Calculate area and are of the sector which subtend the angle of 120 degrees and radius 7cm use pie as 3.142
a = 1/2 r^2θ = 1/2 * 7^2 * 2π/3 = 51.312 cm^2
Calculate the sector of a circle when substend an angle of 120 at the center of a circle with radius 7cm
To calculate the area of a sector, we can use the formula:
Area of sector = (θ/360) * π * r^2
Where:
θ = central angle in degrees
r = radius of the sector
In this case,
θ = 120 degrees
r = 7 cm
π = 3.142
Let's calculate the area of the sector first:
Area of sector = (120/360) * 3.142 * (7)^2
= (1/3) * 3.142 * 49
= 16.333 cm^2 (rounded to three decimal places)
Now, let's calculate the area of the corresponding circle:
Area of circle = π * r^2
= 3.142 * (7)^2
= 153.958 cm^2 (rounded to three decimal places)

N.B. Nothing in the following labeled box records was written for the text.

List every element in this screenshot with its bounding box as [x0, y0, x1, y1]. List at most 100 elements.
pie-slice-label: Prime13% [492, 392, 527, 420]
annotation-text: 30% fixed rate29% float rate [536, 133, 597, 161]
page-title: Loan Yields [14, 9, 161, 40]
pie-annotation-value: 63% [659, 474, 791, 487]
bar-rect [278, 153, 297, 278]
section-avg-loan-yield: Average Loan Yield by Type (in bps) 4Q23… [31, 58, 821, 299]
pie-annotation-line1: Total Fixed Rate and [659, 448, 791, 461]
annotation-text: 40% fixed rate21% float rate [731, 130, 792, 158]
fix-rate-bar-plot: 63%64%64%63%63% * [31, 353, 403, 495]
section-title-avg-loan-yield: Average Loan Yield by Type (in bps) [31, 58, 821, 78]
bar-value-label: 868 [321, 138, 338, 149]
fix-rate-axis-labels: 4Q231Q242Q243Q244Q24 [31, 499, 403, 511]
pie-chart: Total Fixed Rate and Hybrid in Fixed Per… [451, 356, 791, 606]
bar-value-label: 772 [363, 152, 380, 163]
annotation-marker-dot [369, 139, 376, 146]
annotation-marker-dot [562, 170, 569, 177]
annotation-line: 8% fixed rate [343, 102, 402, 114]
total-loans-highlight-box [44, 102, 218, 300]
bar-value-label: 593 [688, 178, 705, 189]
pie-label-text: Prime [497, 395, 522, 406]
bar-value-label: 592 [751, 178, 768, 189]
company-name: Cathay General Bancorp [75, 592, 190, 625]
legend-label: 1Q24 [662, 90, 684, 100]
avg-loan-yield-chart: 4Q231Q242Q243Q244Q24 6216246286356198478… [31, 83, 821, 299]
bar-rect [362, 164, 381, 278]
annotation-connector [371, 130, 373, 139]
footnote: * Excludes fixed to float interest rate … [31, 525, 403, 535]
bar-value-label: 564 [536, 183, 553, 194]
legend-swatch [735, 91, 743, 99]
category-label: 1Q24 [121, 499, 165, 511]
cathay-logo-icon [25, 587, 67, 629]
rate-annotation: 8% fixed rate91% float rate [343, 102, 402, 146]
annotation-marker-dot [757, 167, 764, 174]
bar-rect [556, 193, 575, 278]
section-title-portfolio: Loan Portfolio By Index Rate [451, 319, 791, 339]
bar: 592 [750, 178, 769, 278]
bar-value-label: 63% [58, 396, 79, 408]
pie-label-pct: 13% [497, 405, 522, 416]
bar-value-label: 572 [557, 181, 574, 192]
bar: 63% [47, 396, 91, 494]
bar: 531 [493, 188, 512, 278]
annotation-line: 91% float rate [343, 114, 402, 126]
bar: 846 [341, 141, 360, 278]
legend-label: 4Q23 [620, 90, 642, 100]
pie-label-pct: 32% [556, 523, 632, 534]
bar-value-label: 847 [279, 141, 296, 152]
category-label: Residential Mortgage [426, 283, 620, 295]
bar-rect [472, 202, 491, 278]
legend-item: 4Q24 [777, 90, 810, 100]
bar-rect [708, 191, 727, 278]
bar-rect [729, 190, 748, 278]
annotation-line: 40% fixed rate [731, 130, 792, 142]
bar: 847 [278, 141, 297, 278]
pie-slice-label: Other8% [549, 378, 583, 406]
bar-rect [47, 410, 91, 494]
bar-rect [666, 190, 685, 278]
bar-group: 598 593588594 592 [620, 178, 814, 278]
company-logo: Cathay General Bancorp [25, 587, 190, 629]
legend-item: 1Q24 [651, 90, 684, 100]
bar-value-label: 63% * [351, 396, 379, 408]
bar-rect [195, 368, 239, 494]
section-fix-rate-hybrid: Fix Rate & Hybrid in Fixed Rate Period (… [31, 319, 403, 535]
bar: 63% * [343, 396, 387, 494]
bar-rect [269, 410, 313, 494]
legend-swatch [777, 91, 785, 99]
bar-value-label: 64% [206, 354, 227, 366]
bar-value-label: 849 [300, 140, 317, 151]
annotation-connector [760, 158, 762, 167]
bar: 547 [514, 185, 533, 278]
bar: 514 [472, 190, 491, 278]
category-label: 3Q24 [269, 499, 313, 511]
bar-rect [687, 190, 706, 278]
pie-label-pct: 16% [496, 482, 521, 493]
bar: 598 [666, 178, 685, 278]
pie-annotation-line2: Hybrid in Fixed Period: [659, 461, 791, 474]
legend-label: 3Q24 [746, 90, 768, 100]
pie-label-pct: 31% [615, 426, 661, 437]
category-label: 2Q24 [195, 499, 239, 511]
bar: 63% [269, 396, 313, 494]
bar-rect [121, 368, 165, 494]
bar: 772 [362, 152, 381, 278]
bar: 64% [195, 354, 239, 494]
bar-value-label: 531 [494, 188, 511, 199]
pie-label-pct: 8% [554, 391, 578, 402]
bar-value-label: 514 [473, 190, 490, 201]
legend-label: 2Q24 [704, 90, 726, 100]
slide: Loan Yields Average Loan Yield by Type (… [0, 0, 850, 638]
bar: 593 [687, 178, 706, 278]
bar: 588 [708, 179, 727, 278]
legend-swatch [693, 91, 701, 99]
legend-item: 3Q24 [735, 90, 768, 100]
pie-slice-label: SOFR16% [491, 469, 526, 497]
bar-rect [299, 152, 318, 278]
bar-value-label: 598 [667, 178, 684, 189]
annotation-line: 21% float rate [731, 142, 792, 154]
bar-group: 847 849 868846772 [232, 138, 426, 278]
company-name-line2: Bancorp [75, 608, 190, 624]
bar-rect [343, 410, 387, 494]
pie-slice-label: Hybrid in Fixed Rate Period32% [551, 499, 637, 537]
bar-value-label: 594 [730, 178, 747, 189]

Therefore, the area of the sector is approximately 16.333 cm^2 and the area of the corresponding circle is approximately 153.958 cm^2.
To calculate the area and arc length of a sector, you will need to use the given angle and radius. Let's break it down step by step.
1. Given information:
- Angle of the sector = 120 degrees
- Radius of the sector = 7 cm
- Value of π (pi) = 3.142
2. Calculating the area of the sector:
The formula to calculate the area of a sector is given as:
Area = (θ/360) x π x r²
Substitute the values into the formula:
Area = (120/360) x 3.142 x (7)^2
Area = (1/3) x 3.142 x 49
Area = 51.127 cm² (rounded to three decimal places)
Therefore, the area of the sector is approximately 51.127 cm².
3. Calculating the arc length of the sector:
The formula to calculate the arc length of a sector is given as:
Arc Length = (θ/360) x 2π x r
Substitute the values into the formula:
Arc Length = (120/360) x 2 x 3.142 x 7
Arc Length = (1/3) x 6.284 x 7
Arc Length = 14.768 cm (rounded to three decimal places)
Therefore, the arc length of the sector is approximately 14.768 cm.
In summary:
- The area of the sector is approximately 51.127 cm².
- The arc length of the sector is approximately 14.768 cm.